D. occidentalis and related species are well known for their Mullerian mimicry. Mullerian mimicry occurs when species with pre-existing defenses adopt similar colorations and patterns to increase the fitness of all species involved. North American velvet ant species comprise one of the most intricate Mullerian mimicry rings in the natural world, being divided into eight separate rings of mimicry. Their behavior and coloring has been used to study how aposematic coloration works in the wild.

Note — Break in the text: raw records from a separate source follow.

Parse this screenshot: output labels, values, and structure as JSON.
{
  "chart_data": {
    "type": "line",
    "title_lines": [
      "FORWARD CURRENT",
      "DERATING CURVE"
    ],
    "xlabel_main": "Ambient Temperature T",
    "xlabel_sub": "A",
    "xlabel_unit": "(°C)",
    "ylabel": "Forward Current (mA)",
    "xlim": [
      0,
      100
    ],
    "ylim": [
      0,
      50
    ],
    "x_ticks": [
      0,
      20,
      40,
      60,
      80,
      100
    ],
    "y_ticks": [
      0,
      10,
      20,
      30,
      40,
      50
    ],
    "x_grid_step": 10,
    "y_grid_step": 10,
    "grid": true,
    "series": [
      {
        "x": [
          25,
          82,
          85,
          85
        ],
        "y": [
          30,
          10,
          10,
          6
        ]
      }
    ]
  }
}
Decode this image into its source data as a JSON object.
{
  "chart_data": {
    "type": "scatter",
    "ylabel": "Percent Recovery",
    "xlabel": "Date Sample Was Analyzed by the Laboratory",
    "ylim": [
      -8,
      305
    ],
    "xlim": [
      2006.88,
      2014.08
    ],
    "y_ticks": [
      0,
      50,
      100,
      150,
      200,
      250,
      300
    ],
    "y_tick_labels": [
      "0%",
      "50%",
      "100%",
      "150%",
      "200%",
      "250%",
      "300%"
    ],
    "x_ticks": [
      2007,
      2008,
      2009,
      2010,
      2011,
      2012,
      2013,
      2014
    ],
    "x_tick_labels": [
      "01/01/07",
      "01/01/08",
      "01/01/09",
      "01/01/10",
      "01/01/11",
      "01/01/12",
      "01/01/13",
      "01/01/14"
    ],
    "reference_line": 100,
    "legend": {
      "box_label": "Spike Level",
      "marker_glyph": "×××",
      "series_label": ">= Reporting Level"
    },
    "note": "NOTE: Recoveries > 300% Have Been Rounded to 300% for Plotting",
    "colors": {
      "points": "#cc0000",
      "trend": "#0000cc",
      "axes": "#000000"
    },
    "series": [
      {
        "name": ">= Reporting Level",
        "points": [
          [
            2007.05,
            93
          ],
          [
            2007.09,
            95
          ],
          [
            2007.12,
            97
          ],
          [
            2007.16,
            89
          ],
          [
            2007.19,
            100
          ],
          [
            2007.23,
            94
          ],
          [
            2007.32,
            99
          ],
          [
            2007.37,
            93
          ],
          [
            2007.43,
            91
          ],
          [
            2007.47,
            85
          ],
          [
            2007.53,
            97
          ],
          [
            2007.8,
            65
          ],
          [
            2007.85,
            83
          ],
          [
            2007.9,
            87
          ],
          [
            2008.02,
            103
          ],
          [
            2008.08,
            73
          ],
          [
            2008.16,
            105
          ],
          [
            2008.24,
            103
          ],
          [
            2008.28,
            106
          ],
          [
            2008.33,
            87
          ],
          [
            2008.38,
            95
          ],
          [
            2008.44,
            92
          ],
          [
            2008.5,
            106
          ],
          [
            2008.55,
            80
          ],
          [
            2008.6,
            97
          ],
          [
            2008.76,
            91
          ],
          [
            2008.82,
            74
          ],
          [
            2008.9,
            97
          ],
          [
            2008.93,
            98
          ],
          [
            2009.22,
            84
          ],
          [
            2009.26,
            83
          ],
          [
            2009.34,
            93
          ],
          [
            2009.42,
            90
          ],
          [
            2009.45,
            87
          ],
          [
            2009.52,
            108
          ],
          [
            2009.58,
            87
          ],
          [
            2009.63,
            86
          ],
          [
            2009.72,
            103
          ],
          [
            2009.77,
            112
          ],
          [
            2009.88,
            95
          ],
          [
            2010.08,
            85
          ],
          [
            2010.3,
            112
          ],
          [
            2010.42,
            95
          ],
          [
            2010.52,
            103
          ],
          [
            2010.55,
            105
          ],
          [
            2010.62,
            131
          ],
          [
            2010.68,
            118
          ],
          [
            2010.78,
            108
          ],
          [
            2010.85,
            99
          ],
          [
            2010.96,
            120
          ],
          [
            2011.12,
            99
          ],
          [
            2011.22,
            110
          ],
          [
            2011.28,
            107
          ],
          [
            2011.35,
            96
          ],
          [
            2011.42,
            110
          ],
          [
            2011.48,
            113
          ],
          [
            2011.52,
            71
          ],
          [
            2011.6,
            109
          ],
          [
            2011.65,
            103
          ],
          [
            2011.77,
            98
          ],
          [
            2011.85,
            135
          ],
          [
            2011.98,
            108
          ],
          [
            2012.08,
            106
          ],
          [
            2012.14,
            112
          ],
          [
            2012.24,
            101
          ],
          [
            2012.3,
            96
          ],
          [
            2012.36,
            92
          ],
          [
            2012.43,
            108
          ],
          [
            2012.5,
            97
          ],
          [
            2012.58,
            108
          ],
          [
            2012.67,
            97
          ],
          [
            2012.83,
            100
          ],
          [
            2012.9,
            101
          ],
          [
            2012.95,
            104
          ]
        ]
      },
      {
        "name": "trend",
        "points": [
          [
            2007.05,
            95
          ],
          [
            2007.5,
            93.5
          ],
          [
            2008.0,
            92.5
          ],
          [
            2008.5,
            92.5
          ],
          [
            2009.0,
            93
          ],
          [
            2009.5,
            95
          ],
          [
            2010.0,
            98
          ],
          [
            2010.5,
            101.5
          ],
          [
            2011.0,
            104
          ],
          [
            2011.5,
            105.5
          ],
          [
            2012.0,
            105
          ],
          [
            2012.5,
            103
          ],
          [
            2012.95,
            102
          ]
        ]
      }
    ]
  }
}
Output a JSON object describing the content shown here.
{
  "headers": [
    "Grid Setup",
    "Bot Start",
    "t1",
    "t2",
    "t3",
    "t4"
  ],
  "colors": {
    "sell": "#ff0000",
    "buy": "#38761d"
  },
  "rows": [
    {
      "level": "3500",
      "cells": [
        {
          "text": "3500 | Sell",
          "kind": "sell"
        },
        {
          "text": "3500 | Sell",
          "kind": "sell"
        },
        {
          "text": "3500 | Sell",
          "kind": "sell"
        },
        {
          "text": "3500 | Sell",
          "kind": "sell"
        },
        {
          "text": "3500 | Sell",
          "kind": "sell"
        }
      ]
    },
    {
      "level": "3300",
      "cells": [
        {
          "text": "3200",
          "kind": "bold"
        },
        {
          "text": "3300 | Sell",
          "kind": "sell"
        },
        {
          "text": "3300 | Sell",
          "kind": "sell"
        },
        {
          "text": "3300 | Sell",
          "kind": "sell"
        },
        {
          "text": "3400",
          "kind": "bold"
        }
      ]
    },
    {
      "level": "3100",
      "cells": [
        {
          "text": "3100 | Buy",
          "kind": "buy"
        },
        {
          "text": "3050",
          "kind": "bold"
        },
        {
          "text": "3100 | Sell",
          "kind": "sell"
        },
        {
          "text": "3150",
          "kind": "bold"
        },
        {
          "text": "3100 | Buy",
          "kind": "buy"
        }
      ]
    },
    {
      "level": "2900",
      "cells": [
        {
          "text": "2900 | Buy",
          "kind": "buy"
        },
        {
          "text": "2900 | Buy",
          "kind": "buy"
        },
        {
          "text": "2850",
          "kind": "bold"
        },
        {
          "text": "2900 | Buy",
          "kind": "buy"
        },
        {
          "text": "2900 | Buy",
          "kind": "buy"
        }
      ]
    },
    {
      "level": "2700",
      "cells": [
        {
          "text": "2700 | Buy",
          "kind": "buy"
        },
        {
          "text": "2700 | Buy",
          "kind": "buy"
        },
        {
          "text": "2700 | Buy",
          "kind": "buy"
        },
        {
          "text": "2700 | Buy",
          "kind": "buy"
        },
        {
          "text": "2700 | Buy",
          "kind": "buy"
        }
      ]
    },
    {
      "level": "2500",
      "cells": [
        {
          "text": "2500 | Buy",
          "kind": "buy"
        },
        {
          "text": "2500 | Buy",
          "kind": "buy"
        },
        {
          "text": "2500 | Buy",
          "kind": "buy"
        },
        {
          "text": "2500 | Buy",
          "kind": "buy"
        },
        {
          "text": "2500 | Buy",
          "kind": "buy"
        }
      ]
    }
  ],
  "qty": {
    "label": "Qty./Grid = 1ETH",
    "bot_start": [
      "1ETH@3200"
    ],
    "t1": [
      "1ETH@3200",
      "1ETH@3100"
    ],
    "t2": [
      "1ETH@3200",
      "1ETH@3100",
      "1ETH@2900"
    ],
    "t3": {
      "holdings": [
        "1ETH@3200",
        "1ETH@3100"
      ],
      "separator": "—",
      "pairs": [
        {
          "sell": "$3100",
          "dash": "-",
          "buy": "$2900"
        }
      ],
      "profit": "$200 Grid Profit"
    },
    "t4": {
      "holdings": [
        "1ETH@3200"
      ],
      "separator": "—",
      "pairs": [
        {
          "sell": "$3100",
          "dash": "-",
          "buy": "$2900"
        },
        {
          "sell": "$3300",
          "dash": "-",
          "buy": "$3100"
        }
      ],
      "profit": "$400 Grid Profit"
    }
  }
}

===Reproduction and life cycle===
Like most wasp species, velvet ants live solitary lives. Males take to the air to detect pheromones released by females. Males will fly towards female stridulation sounds as well. Once a receptive female is located, the male will carry the female in his mandibles and move her to a place he deems "safe" to mate. These mating spaces are often shaded and away from potential mating competitors. Both males and females stridulate during the mating process. Once the mating process is finished, the female begins looking for eggs and larvae of host species. Females are believed to mate only once in their lifetime.

After mating, females seek out the brood cells of Eastern cicada killers and horse guard wasps as well as other large ground-nesting members of Crabronidae, where they sneak into the nest and deposit an egg onto a host larva. The egg quickly hatches into a white, legless grub, which consumes the host larva and goes through several larval stages prior to pupation. Pupation typically takes 23 days.